Really? If you find a piece of proprietary software does basically the same thing as yours, and the binaries contains the same strings/artwork, then it's reasonable to make a legal case of it. You can even contact FSF and they'll take it further.
A lot of open source stuff is libraries and utilities though that is pretty entrenched in the code. It is hard to even find out about a violation, let alone prove anything.
Imagine I came up with a new algorithm to do Fourier Transforms 10% faster than FFTW (or whatever the current market leader is) and make a library and I release it as GPL. A company could fairly easily just import it to whatever project they’re doing, and it would be extremely difficult for me to prove anything, especially if I don’t have any obvious things like strings in there.
That’s not even taking into account that it would be relatively easy for a corporation to just pay a junior engineer to do a direct “port” of the library to another language and pretending it’s their own independent work.
You may decide its worth people using it, reading it, learning from it, exploiting it, or you may not. It's your choice.
Of course your work may be used outside of the license terms. That's pretty much impossible to enforce. That's true for most-all software, commercial or open or free. If that's your main objection to writing code then I recommend a different career. All good code is pirated. That's just how it is.
You’re free to do what you want. I just find a lot of the entire FOSS process kind of exploitative and why I have become disillusioned with it.
ETA:
To be clear, I have a fair active GitHub and I still post stuff on there fairly often, and even a few non-trivial things. I just have stopped compulsively putting every line of code I write in public repositories.
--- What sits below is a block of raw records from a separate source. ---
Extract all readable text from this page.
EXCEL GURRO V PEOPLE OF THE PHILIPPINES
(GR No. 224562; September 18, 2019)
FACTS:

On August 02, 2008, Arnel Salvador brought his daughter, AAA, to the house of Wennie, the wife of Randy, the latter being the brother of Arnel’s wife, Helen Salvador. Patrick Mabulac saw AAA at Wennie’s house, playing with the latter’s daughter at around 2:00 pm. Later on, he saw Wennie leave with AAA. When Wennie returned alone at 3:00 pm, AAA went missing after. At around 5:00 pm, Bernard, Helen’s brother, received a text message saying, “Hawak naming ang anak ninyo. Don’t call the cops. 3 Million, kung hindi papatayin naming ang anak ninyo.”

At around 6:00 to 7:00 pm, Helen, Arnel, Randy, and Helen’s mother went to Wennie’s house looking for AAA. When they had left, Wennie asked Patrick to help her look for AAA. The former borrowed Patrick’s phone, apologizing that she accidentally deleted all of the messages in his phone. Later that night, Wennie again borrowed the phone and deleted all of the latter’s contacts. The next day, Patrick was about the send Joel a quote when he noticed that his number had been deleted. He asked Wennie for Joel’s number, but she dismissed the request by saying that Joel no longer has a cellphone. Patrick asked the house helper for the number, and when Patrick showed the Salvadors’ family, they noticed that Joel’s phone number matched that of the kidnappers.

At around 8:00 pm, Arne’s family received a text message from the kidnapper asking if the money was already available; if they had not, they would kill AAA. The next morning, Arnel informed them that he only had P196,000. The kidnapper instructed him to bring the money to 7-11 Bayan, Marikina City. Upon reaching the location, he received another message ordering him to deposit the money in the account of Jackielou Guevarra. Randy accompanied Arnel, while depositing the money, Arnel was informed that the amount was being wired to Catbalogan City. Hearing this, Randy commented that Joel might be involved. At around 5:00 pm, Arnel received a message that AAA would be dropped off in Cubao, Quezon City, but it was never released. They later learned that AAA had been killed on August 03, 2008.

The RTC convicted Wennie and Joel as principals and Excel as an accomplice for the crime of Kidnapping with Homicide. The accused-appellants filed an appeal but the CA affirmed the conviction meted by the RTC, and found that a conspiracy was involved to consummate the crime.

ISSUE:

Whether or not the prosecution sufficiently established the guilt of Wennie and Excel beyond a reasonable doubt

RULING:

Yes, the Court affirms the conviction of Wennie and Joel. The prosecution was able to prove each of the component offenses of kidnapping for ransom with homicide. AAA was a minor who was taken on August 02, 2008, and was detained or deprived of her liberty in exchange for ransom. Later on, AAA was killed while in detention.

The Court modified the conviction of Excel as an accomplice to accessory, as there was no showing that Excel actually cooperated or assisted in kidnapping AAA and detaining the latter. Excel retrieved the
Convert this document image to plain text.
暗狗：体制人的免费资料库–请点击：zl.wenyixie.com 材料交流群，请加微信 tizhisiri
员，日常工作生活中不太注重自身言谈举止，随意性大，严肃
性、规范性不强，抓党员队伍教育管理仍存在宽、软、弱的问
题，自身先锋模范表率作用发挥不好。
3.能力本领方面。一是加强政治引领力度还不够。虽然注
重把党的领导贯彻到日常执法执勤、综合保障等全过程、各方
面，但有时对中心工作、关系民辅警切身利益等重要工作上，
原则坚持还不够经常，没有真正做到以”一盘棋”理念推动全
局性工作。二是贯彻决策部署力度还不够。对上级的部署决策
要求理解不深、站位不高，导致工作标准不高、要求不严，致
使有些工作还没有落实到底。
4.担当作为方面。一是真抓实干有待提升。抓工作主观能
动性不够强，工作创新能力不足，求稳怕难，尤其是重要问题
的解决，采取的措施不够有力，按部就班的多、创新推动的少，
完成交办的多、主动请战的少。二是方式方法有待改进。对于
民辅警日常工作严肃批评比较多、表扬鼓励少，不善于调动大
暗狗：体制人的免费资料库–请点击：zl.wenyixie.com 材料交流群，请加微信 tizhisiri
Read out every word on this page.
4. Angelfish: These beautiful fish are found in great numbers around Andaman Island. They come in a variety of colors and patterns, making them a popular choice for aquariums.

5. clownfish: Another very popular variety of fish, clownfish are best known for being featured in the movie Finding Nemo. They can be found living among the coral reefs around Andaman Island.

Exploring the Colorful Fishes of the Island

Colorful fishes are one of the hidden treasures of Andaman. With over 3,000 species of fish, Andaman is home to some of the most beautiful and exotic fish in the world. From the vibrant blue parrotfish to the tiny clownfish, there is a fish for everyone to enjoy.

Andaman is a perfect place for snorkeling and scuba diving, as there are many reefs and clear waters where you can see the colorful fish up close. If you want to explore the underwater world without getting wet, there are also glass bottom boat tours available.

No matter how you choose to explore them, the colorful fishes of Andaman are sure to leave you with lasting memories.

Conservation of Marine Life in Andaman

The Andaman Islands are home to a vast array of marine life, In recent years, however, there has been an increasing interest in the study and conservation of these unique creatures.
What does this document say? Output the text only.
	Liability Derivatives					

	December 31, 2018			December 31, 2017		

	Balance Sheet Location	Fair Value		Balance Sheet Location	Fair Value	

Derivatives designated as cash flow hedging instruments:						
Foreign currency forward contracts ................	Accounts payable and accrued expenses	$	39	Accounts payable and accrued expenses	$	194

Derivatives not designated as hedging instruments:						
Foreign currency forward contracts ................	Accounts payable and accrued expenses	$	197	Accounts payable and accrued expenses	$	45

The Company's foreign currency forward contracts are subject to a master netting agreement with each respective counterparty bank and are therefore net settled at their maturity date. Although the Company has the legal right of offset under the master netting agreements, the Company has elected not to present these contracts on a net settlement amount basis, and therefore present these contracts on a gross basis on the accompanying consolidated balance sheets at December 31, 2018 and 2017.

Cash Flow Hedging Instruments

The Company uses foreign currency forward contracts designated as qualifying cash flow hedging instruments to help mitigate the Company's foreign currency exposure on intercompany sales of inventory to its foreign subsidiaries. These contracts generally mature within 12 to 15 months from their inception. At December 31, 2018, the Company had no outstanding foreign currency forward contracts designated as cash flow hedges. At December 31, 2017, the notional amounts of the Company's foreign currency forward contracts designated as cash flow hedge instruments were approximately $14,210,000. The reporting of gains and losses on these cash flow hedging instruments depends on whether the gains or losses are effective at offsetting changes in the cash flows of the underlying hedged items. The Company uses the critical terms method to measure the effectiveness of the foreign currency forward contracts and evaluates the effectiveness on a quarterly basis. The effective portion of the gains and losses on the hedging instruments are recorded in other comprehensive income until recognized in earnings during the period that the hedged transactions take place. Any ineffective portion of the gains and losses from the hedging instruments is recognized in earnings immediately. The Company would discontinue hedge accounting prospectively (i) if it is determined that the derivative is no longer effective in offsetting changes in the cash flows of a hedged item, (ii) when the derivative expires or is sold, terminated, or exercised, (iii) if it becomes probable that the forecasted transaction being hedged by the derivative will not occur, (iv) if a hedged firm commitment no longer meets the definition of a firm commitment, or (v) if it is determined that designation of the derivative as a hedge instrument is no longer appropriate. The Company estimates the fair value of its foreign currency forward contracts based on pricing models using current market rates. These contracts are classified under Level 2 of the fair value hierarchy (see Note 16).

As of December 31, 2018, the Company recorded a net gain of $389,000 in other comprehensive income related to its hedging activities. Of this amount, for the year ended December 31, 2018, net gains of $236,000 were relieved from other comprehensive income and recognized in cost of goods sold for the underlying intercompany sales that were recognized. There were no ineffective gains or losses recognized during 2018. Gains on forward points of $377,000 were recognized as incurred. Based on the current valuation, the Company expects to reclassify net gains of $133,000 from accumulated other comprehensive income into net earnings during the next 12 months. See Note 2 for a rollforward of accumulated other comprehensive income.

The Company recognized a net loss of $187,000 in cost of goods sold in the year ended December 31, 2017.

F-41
But lots of programmers don't get properly compensated. Some by choice, some by external factors.
I'm saying that's a reality. How you feel about other programmers and the choices they make for themselves is up to you.
Clearly there's no obligation to post anything yo public repositories, send the vast majority of programmers never do.
I am merely explaining why I choose not to partake in FOSS when I think it’s exploitive. People are free to disagree, or not care, and that’s obviously fine, but I choose to not directly contribute to it.